Other than a smattering of furniture, the set is simply made up of an imposing dining table – the proximity of the stage to the seats feels like a daunting invitation to the dinner itself. Despite a technical issue which caused the text message sound cue to be so loud it literally shook the floor, the resources of this intimate theatre are used remarkably well. Whether it was a result of the venue-change or an intentional decision, the minimal lighting throughout works as an effective contrast to the sharp bursts of colour that bring Thomy Lawson’s fantastically-crafted movement sections to life. Accompanied by Elliot Brett’s impressive sound design, the first of these sequences serves as a compelling introduction to the club members. And what a bunch they are.

It would be easy to approach the Riot Club as an amorphous mass of stock characters for the audience to angrily shoot down like clay pigeons, but directors Asha Osbourne-Grinter and Anna Fenton-Garvey treat these characters with brilliant sensitivity. In spite of expressions frequently getting lost due to actors facing their backs towards the audience, it was plain to see that each role was beautifully decorated with its own idiosyncrasies. In particular, Mimi Paltridge gives an outstanding performance as Alastair Ryle, whose sheer ferocity revitalises the second act through its occasional pacing issues. Jess Garlick’s charming background smirk ensures that Harry Villiers is a sickeningly likeable player, and Oskar House’s portrayal of the plastered Toby Maitland is hysterical and completely convincing.
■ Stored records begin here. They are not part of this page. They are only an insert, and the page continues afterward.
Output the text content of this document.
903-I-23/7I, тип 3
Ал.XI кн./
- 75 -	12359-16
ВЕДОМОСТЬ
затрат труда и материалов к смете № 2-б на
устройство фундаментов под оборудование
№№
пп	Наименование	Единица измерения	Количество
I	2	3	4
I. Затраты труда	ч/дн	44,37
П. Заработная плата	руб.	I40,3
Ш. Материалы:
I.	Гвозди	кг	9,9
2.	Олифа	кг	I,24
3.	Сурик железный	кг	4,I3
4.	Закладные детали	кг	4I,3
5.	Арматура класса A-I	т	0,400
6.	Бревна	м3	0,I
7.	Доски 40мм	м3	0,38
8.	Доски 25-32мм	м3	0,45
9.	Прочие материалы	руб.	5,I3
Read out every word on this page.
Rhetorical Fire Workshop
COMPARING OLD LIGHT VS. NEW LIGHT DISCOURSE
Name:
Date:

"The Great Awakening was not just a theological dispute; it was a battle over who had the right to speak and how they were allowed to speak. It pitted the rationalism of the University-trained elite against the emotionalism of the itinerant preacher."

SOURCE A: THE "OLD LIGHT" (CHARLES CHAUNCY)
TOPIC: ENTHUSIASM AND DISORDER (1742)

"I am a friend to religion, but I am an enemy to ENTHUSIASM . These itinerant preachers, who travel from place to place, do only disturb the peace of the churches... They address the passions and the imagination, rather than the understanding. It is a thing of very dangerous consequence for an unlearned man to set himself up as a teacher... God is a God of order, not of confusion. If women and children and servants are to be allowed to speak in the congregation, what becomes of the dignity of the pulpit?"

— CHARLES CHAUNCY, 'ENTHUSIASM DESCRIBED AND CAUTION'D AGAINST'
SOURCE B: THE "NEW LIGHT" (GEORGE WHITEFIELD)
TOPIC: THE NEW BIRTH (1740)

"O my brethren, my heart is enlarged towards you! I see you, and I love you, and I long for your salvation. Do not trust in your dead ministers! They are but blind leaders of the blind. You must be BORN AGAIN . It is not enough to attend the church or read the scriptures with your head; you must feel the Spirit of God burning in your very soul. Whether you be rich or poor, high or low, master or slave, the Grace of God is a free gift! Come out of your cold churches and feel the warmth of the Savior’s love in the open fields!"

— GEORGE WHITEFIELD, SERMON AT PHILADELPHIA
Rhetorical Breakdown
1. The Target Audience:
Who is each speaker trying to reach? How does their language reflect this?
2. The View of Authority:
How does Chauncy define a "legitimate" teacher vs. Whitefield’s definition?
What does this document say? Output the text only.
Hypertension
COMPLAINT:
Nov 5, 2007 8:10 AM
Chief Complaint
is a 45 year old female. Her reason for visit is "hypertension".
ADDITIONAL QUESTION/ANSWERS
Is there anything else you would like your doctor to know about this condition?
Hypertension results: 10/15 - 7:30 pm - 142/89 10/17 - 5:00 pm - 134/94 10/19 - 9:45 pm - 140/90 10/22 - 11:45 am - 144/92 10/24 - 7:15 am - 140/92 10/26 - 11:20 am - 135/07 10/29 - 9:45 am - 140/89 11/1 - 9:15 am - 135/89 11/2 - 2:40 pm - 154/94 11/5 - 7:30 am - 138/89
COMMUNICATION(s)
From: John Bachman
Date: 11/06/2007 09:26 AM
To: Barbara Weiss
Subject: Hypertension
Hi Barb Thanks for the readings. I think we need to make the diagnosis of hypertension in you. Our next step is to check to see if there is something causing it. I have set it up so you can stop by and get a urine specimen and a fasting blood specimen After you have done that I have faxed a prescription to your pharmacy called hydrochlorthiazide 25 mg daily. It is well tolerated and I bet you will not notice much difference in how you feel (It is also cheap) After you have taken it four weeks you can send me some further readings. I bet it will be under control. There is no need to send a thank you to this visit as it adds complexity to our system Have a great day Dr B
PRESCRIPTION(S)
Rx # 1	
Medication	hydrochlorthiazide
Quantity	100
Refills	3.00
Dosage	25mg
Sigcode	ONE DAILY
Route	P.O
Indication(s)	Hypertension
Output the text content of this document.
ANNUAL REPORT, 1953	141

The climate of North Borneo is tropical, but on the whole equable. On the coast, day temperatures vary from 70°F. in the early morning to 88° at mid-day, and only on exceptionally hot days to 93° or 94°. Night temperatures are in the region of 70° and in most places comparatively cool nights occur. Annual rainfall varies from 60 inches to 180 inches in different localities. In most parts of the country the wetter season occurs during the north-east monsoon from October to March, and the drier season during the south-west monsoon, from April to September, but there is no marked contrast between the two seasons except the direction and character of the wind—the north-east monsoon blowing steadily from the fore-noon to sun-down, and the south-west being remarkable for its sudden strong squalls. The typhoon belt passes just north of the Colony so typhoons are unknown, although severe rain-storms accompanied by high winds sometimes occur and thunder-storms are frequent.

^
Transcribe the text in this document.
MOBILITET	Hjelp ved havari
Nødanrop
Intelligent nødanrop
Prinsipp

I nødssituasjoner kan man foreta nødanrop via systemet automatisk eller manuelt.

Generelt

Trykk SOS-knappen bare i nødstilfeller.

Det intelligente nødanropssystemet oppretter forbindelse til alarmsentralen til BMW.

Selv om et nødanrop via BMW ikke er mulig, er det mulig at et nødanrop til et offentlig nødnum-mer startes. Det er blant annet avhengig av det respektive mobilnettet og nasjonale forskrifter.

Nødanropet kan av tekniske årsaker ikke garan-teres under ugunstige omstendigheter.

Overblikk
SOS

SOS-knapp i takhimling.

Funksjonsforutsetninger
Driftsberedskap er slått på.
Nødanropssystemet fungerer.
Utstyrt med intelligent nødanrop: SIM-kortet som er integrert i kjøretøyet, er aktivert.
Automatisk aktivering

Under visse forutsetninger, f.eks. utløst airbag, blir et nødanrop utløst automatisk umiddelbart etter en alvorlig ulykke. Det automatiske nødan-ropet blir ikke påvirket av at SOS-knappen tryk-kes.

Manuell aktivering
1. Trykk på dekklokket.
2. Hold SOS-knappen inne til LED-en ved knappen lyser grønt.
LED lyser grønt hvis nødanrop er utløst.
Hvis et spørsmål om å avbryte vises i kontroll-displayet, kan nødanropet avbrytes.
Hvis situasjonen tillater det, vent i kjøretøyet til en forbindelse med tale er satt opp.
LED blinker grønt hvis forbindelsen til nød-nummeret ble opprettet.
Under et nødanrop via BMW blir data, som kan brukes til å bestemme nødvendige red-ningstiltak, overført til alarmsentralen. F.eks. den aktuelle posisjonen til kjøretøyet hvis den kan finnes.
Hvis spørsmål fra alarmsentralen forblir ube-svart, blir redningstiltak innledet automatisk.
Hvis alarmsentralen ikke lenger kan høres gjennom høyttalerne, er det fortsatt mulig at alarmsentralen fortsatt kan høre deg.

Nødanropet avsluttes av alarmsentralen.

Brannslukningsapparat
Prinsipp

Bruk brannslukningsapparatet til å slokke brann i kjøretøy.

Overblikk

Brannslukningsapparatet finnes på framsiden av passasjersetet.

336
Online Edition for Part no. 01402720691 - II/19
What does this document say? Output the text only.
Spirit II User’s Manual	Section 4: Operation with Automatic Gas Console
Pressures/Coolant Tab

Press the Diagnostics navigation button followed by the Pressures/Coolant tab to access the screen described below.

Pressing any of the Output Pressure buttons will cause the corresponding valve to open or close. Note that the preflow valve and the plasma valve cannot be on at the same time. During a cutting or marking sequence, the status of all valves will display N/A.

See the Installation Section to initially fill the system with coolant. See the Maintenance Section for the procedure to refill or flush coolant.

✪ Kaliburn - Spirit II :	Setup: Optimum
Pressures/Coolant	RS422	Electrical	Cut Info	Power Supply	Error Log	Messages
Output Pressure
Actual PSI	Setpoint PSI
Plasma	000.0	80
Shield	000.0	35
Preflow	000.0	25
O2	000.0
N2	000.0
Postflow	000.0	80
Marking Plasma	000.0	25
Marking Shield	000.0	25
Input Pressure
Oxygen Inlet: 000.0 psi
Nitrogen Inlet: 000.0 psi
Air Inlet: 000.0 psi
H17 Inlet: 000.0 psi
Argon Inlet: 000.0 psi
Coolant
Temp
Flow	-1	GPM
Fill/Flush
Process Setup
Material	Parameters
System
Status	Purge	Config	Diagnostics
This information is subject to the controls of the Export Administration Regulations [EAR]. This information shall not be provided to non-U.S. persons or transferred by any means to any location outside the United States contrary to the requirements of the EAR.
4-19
However, what impressed me the most wasn’t how each character was so distinct, but rather how well Osbourne-Grinter and Fenton-Garvey balanced and justified these personalities in relation to each other. The nervous energy of Laura Marcus’s portrayal of Guy Bellingfield brilliantly countered Guy Woods’s impeccable comic timing as Ed Montgomery, whose vulnerability was reminiscient of an eight-year-old boy being dropped off at boarding school. Phoebe Taylor’s Dimitri Mitropoulous - almost an Old Etonian caricature - was the perfect foil to the more reserved Hugo Fraser-Tyrwhitt. Played by Fred Light, this was the stand-out performance of the night; Light’s understated expression was spellbinding, and his poetic address to the group was delivered with outstanding composure. The human complexities of each character make their presence known, and this is why this piece is so unsettling: I hated myself for not hating them.

 While the cast is outstanding, I found myself torn over the casting – more specifically, the decision to cast the club members gender-blind. While Wade’s script is a commentary on extreme classism, it is also an exposition of toxic collective masculinity, and I felt that this was obscured by breaking up the male unit. When Chris confronts the club about assaulting his daughter Rachel (two more superb performances from Stanley Rudkin and Grace Hart), the impact of the accusation “ten of you in the room? Innocent young girl?” doesn’t land without the contrast of one female body being grossly outnumbered by an all-male mob. That said, each cast member’s individual performance reeks of testosterone regardless of gender, and I left the theatre feeling unsettled in the best possible way.

‘Posh’ is, in Wade’s own words, ‘distressingly awesome’ and awesomely distressing; it is as challenging to watch as it is to perform, and my goodness is it performed well. Enormous credit must be given to producers Brenda Callis and Emma Rogerson for sailing through the Met Office warnings with outstanding professionalism - if the show can brave the weather to a different venue, then so can you.